Meetings between the U.S. and Chinese delegations also failed to change the emerging status quo and eventually the U.S. started to impose tariffs on a range of Chinese imports, worth $34 billion, starting Friday.The range of goods is limited to industrial machinery and auto parts at this point. China, of course, responded to the initiation of these tariffs by stating that the U.S. started the biggest trade war in history. The Chinese commerce ministry also stated that China is forced to retaliate in order to protect its national interest.However, these counter threats do not seem to be working against President Trump. Trump, at least in his statements, does not seem to be satisfied with the overall results of the tariff hikes. He stated that in case of any Chinese retaliation, the U.S. may actually impose tariffs on more of its products.

It is also important to recognize that the infringement of U.S. intellectual property rights has been another significant point of grievances for the U.S. administration in regards to China. But, the resolution of this issue may take longer than expected.In the meantime, it is not clear to what level both countries will be able to handle domestic and external pressures, in regards to their economic and trade policies. In addition, the impact of trade wars on U.S.'s economic recovery and a slowly growing Chinese economy remains to be seen.

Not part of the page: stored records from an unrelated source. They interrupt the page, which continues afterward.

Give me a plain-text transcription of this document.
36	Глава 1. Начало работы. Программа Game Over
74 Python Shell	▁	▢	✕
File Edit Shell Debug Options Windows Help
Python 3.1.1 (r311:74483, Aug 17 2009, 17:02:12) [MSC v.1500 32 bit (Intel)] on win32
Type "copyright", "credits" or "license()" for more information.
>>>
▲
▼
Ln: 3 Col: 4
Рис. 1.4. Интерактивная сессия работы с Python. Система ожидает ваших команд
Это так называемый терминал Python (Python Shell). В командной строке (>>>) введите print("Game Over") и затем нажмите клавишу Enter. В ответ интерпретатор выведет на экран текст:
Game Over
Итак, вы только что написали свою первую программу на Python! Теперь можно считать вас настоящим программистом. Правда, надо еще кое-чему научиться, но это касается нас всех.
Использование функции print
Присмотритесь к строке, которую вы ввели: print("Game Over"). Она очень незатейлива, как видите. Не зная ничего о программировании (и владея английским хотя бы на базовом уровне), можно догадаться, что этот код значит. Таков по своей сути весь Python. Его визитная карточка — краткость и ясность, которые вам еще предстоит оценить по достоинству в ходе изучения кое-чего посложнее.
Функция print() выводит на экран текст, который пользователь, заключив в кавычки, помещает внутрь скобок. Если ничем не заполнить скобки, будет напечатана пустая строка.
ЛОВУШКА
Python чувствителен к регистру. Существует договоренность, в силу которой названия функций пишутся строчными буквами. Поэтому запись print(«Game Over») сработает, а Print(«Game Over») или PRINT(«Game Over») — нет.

So far, every observer of bilateral trade between the two countries has asserted that there will be no winner in this dispute and most possibly both countries will suffer from the economic impacts of the trade war. The tensions will also raise the level of anxiety in U.S. actions in the fields of trade and economy in general. After the tariff dispute with the European Union, the withdrawal from the Trans-Pacific Partnership (TPP) and the threats of withdrawal from the North American Free Trade Agreement, the dispute with China also raises serious questions about future U.S. policies. In addition, this will open doors to debates on protectionism, mercantilism and an increasing uncertainty about the international system.

Thus whatever happens between the U.S. and China will not remain between the two countries. The reactions of Asia's stock exchanges on Friday morning – despite the relatively small size of the tariffed goods – demonstrated the potential for regional aftershocks in the wake of this crisis. Maybe more will follow if the tension between the world's two biggest economies continues to escalate.